32-bit microcontrollers are designed for use in control systems for complex industrial automation objects (complex production automation tools, robotic devices, motors, etc.), in instrumentation equipment, telecommunications equipment and other complex devices. 32-bit microcontrollers contain:

• high-performance CISC or RISC processor, comparable in its capabilities to low-end models of general-purpose microprocessors. For example, Intel microcontrollers use an i386 processor, and Motorola microcontrollers use a 680x0 processor. The introduction of these processors into microcontrollers makes it possible to use in the corresponding control systems a huge amount of application and system software that was previously created for the corresponding personal computers. Some types of microcontrollers contain multiple execution pipelines forming a superscalar structure;
• internal command memory with a capacity of up to tens of kilobytes and data memory with a capacity of up to several kilobytes;
• means for connecting external memory up to 16 MB and higher;
• a set of complex peripheral devices - a time processor, a communication processor, a serial exchange module and a number of others. The internal structure of these microcontrollers implements Princeton or Harvard architecture.

Digital Signal Processors

This class of specialized microprocessors is designed to digitally process incoming analog signals in real time. The architecture of digital signal processors (DSPs) is focused on quickly executing a sequence of multiplication-addition operations with the accumulation of an intermediate result in an accumulator register, which is due to the peculiarities of analog signal processing algorithms. Therefore, the instruction set of these processors contains special MAC (Multiplication with Accumulation) instructions that implement these operations.

The value of a digitized analog signal can be represented as a fixed-point number or a floating-point number. In accordance with this, DSPs are divided into two classes:

• on processors that process fixed-point numbers. This class includes simpler and cheaper DSPs that typically process 16- or 24-bit operands represented as proper fractions. However, the limited bit capacity in some cases does not allow ensuring the necessary accuracy of the results;
• on processors that process floating point numbers. Processors in this class perform calculations on 32- and 40-bit operands and provide higher accuracy results.

To improve performance when performing specific signal processing operations, most DSPs implement a Harvard architecture using separate buses for transmitting addresses, commands, and data. Some features have also found application in a number of DSPs

VLIW architecture , which is characterized by the combination of several operations in one command. This combination ensures that existing data is processed and new data is simultaneously loaded into the executive pipeline for subsequent processing.

Media processors

This type of processor is designed for processing audio signals, graphics, video images, as well as for solving a number of communication problems in multimedia computers, game consoles, household appliances, etc.
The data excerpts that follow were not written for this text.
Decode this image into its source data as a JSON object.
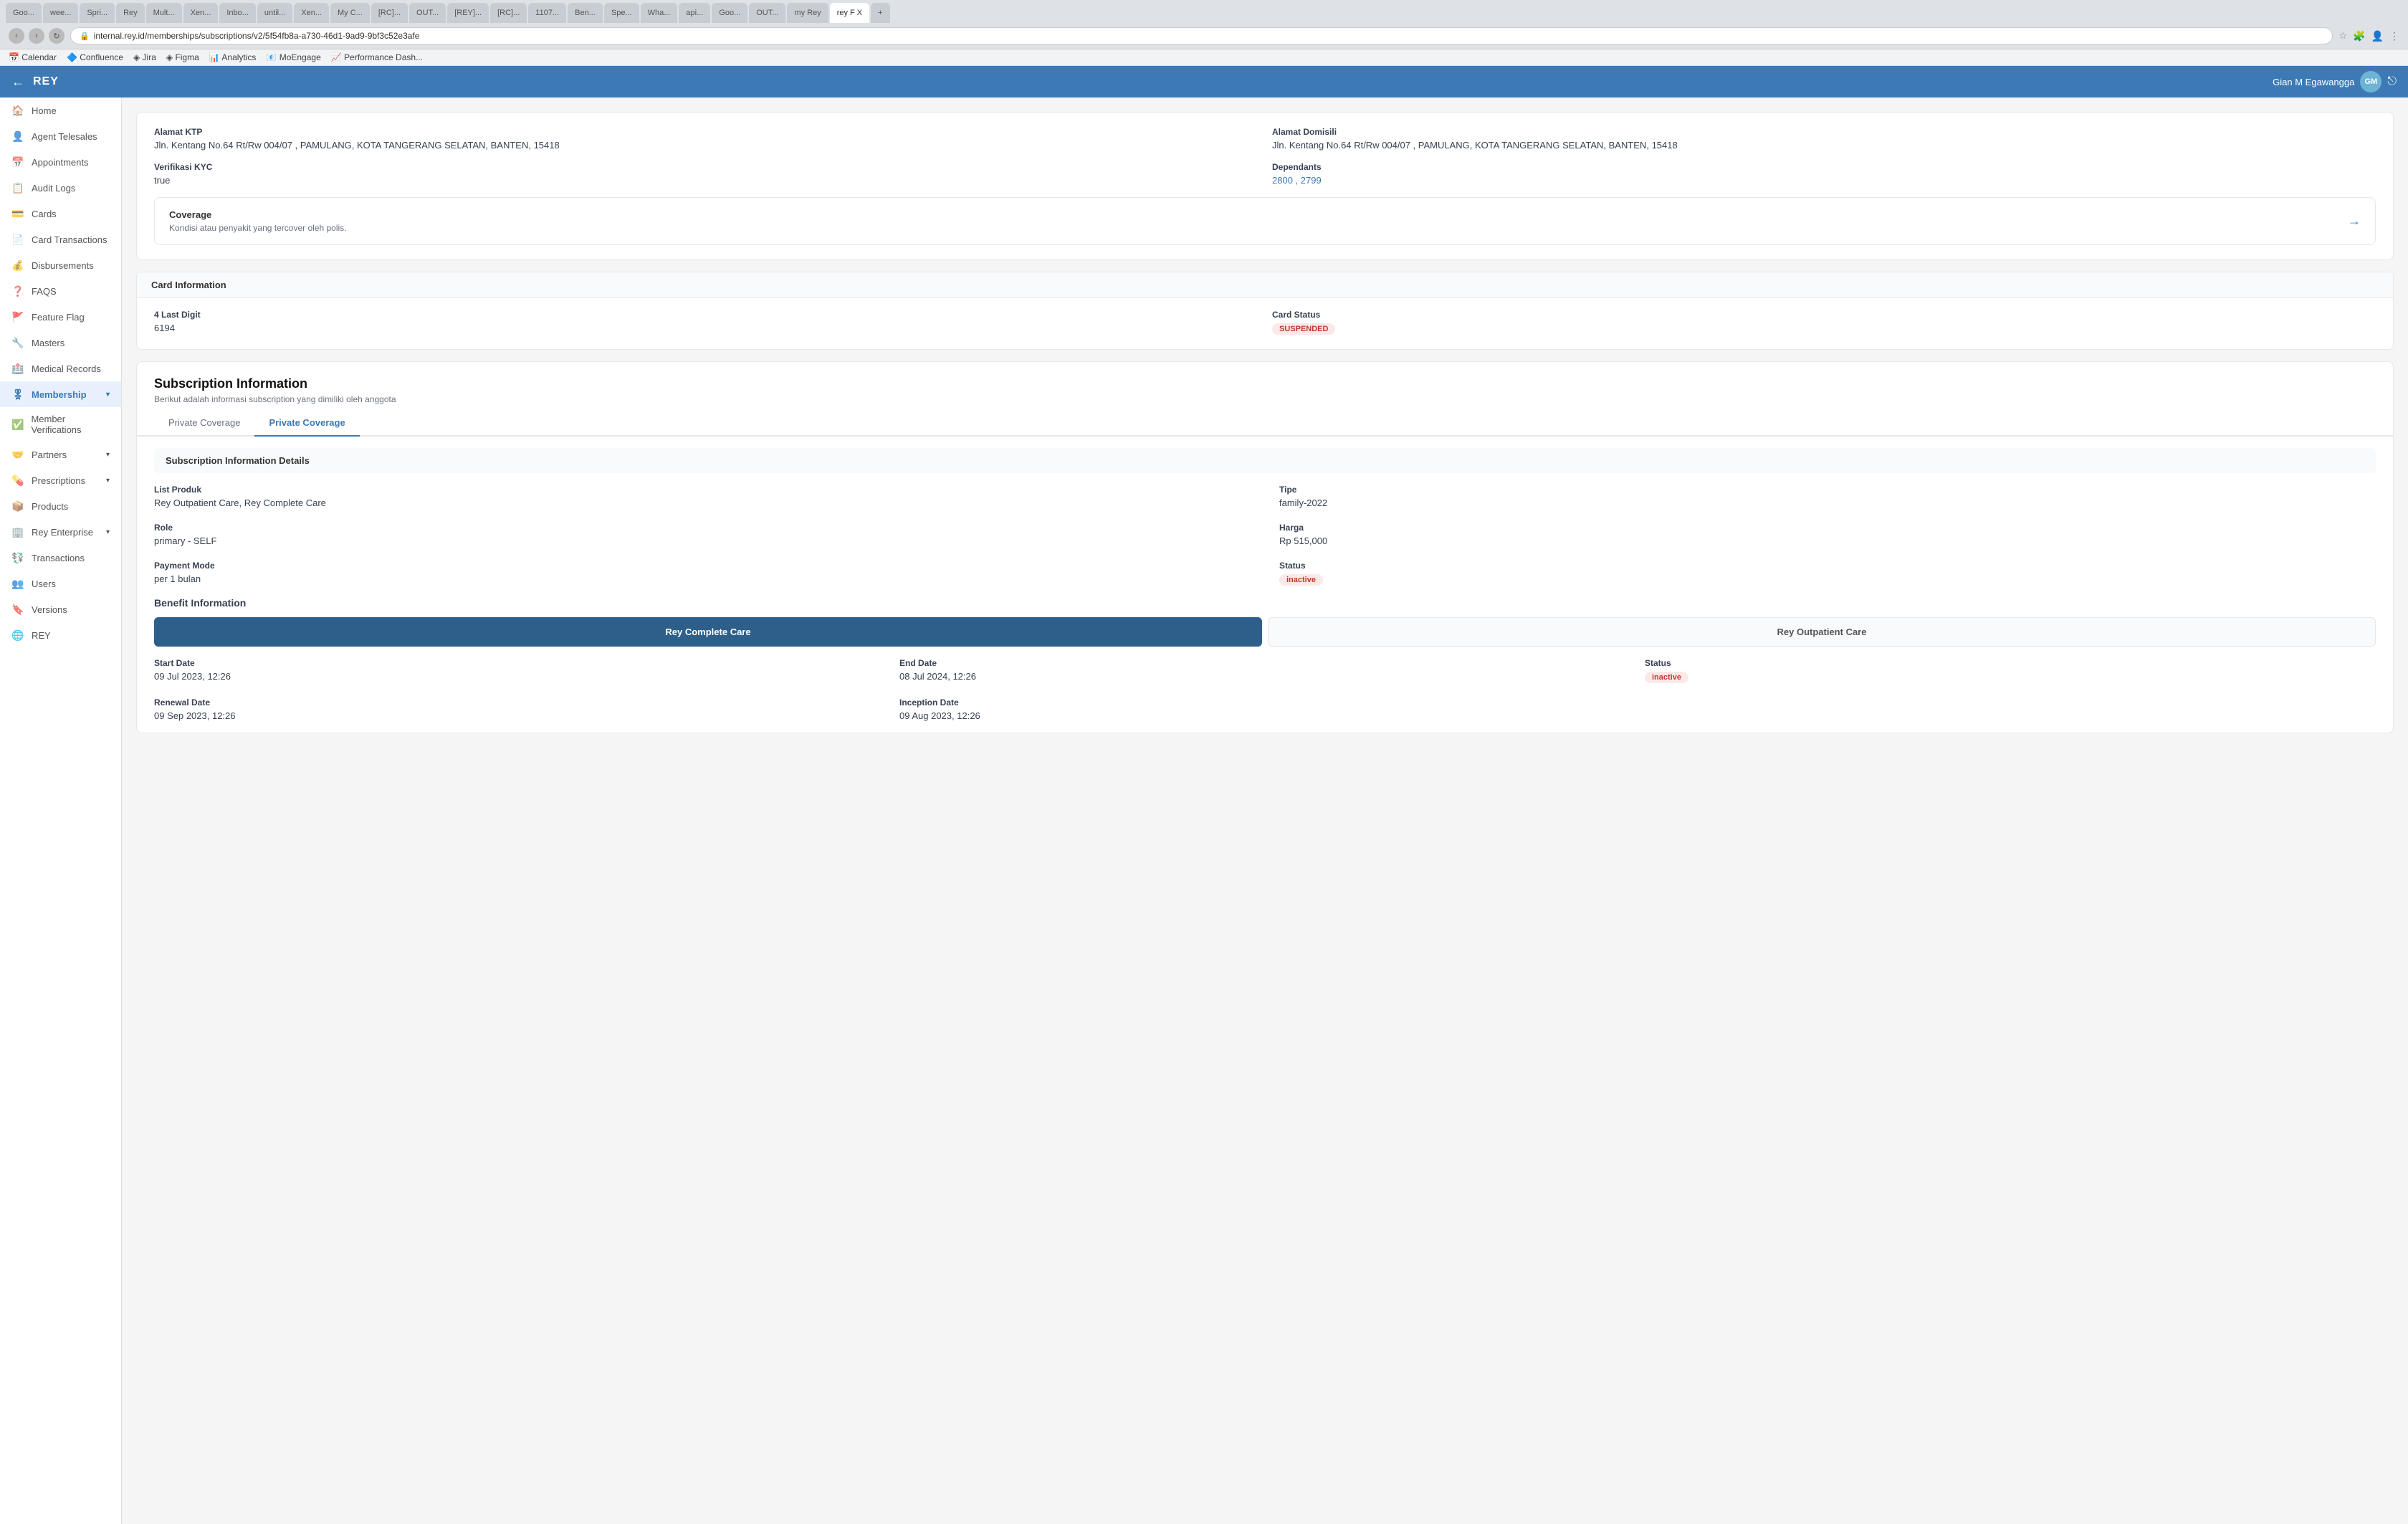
{
  "browser": {
    "address": "internal.rey.id/memberships/subscriptions/v2/5f54fb8a-a730-46d1-9ad9-9bf3c52e3afe",
    "tabs": [
      {
        "label": "Goo...",
        "active": false
      },
      {
        "label": "wee...",
        "active": false
      },
      {
        "label": "Spri...",
        "active": false
      },
      {
        "label": "Rey",
        "active": false
      },
      {
        "label": "Mult...",
        "active": false
      },
      {
        "label": "Xen...",
        "active": false
      },
      {
        "label": "Inbo...",
        "active": false
      },
      {
        "label": "until...",
        "active": false
      },
      {
        "label": "Xen...",
        "active": false
      },
      {
        "label": "My C...",
        "active": false
      },
      {
        "label": "[RC]...",
        "active": false
      },
      {
        "label": "OUT...",
        "active": false
      },
      {
        "label": "[REY]...",
        "active": false
      },
      {
        "label": "[RC]...",
        "active": false
      },
      {
        "label": "1107...",
        "active": false
      },
      {
        "label": "Ben...",
        "active": false
      },
      {
        "label": "Spe...",
        "active": false
      },
      {
        "label": "Wha...",
        "active": false
      },
      {
        "label": "api...",
        "active": false
      },
      {
        "label": "Goo...",
        "active": false
      },
      {
        "label": "OUT...",
        "active": false
      },
      {
        "label": "my Rey",
        "active": false
      },
      {
        "label": "rey F X",
        "active": true
      }
    ],
    "bookmarks": [
      "Calendar",
      "Confluence",
      "Jira",
      "Figma",
      "Analytics",
      "MoEngage",
      "Performance Dash..."
    ]
  },
  "app": {
    "title": "REY",
    "user": "Gian M Egawangga",
    "user_initials": "GM"
  },
  "sidebar": {
    "items": [
      {
        "label": "Home",
        "icon": "🏠",
        "active": false
      },
      {
        "label": "Agent Telesales",
        "icon": "👤",
        "active": false
      },
      {
        "label": "Appointments",
        "icon": "📅",
        "active": false
      },
      {
        "label": "Audit Logs",
        "icon": "📋",
        "active": false
      },
      {
        "label": "Cards",
        "icon": "💳",
        "active": false
      },
      {
        "label": "Card Transactions",
        "icon": "📄",
        "active": false
      },
      {
        "label": "Disbursements",
        "icon": "💰",
        "active": false
      },
      {
        "label": "FAQS",
        "icon": "❓",
        "active": false
      },
      {
        "label": "Feature Flag",
        "icon": "🚩",
        "active": false
      },
      {
        "label": "Masters",
        "icon": "🔧",
        "active": false
      },
      {
        "label": "Medical Records",
        "icon": "🏥",
        "active": false
      },
      {
        "label": "Membership",
        "icon": "🎖",
        "active": true,
        "has_chevron": true
      },
      {
        "label": "Member Verifications",
        "icon": "✅",
        "active": false
      },
      {
        "label": "Partners",
        "icon": "🤝",
        "active": false,
        "has_chevron": true
      },
      {
        "label": "Prescriptions",
        "icon": "💊",
        "active": false,
        "has_chevron": true
      },
      {
        "label": "Products",
        "icon": "📦",
        "active": false
      },
      {
        "label": "Rey Enterprise",
        "icon": "🏢",
        "active": false,
        "has_chevron": true
      },
      {
        "label": "Transactions",
        "icon": "💱",
        "active": false
      },
      {
        "label": "Users",
        "icon": "👥",
        "active": false
      },
      {
        "label": "Versions",
        "icon": "🔖",
        "active": false
      },
      {
        "label": "REY",
        "icon": "🌐",
        "active": false
      }
    ]
  },
  "content": {
    "address_ktp": {
      "label": "Alamat KTP",
      "value": "Jln. Kentang No.64 Rt/Rw 004/07 , PAMULANG, KOTA TANGERANG SELATAN, BANTEN, 15418"
    },
    "address_domisili": {
      "label": "Alamat Domisili",
      "value": "Jln. Kentang No.64 Rt/Rw 004/07 , PAMULANG, KOTA TANGERANG SELATAN, BANTEN, 15418"
    },
    "kyc": {
      "label": "Verifikasi KYC",
      "value": "true"
    },
    "dependants": {
      "label": "Dependants",
      "value": "2800 , 2799"
    },
    "coverage": {
      "title": "Coverage",
      "description": "Kondisi atau penyakit yang tercover oleh polis."
    },
    "card_info": {
      "section_title": "Card Information",
      "last_digit_label": "4 Last Digit",
      "last_digit_value": "6194",
      "status_label": "Card Status",
      "status_value": "SUSPENDED"
    },
    "subscription": {
      "title": "Subscription Information",
      "subtitle": "Berikut adalah informasi subscription yang dimiliki oleh anggota",
      "tabs": [
        {
          "label": "Private Coverage",
          "active": false
        },
        {
          "label": "Private Coverage",
          "active": true
        }
      ],
      "section_title": "Subscription Information Details",
      "list_produk_label": "List Produk",
      "list_produk_value": "Rey Outpatient Care, Rey Complete Care",
      "tipe_label": "Tipe",
      "tipe_value": "family-2022",
      "role_label": "Role",
      "role_value": "primary - SELF",
      "harga_label": "Harga",
      "harga_value": "Rp 515,000",
      "payment_mode_label": "Payment Mode",
      "payment_mode_value": "per 1 bulan",
      "status_label": "Status",
      "status_value": "inactive",
      "benefit_title": "Benefit Information",
      "benefit_tabs": [
        {
          "label": "Rey Complete Care",
          "active": true
        },
        {
          "label": "Rey Outpatient Care",
          "active": false
        }
      ],
      "start_date_label": "Start Date",
      "start_date_value": "09 Jul 2023, 12:26",
      "end_date_label": "End Date",
      "end_date_value": "08 Jul 2024, 12:26",
      "benefit_status_label": "Status",
      "benefit_status_value": "inactive",
      "renewal_date_label": "Renewal Date",
      "renewal_date_value": "09 Sep 2023, 12:26",
      "inception_date_label": "Inception Date",
      "inception_date_value": "09 Aug 2023, 12:26"
    }
  }
}
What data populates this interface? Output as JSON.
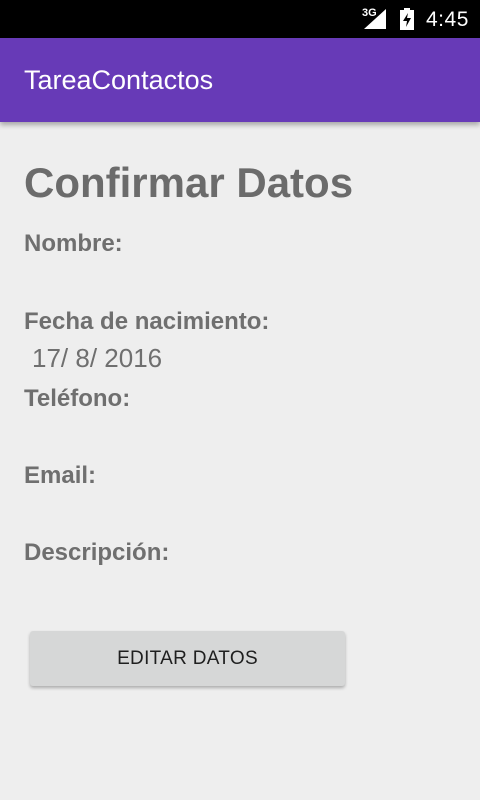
{
  "status_bar": {
    "network_type": "3G",
    "time": "4:45",
    "icons": [
      "signal-icon",
      "battery-icon"
    ]
  },
  "app_bar": {
    "title": "TareaContactos",
    "color": "#673ab7"
  },
  "main": {
    "page_title": "Confirmar Datos",
    "fields": [
      {
        "label": "Nombre:",
        "value": ""
      },
      {
        "label": "Fecha de nacimiento:",
        "value": "17/ 8/ 2016"
      },
      {
        "label": "Teléfono:",
        "value": ""
      },
      {
        "label": "Email:",
        "value": ""
      },
      {
        "label": "Descripción:",
        "value": ""
      }
    ],
    "edit_button_label": "EDITAR DATOS"
  }
}
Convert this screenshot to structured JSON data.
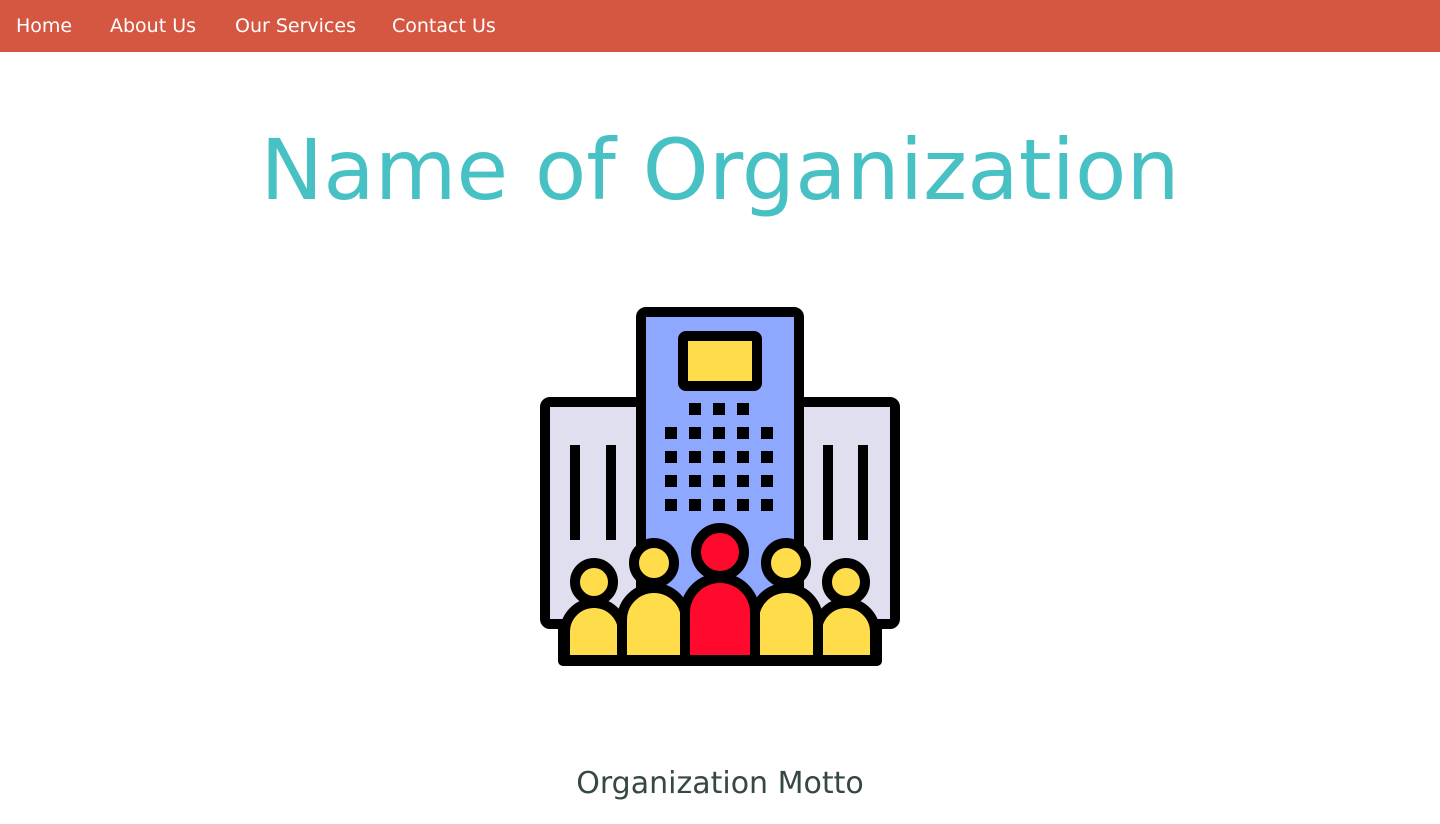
{
  "nav": {
    "items": [
      {
        "label": "Home"
      },
      {
        "label": "About Us"
      },
      {
        "label": "Our Services"
      },
      {
        "label": "Contact Us"
      }
    ]
  },
  "hero": {
    "title": "Name of Organization",
    "logo_icon": "organization-building-people-icon",
    "motto": "Organization Motto"
  },
  "colors": {
    "nav_background": "#d65741",
    "nav_text": "#ffffff",
    "title": "#47c1c4",
    "motto": "#354845",
    "tower_fill": "#8fa8ff",
    "side_building_fill": "#e0dff0",
    "person_yellow": "#ffdd4a",
    "person_red": "#ff0a2c",
    "outline": "#000000"
  }
}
Hardware support for operations with new data types typical for processing video and audio information is provided by universal processors with a multimedia instruction set extension: Pentium MMX, UltraSPARC, Cyrix 6x86MX (M2), AMD-K6, etc. However, when multimedia operations dominate over traditional numerical operations, the use of multimedia microprocessors gives greater effect. Their architecture is a kind of hybrid of architectural solutions for signal and general-purpose processors. The companies MicroUnity (Mediaprocessor processor), Philips (TriMedia), Chromatic Research (Mpact Media Engine), etc. are engaged in the production of media processors.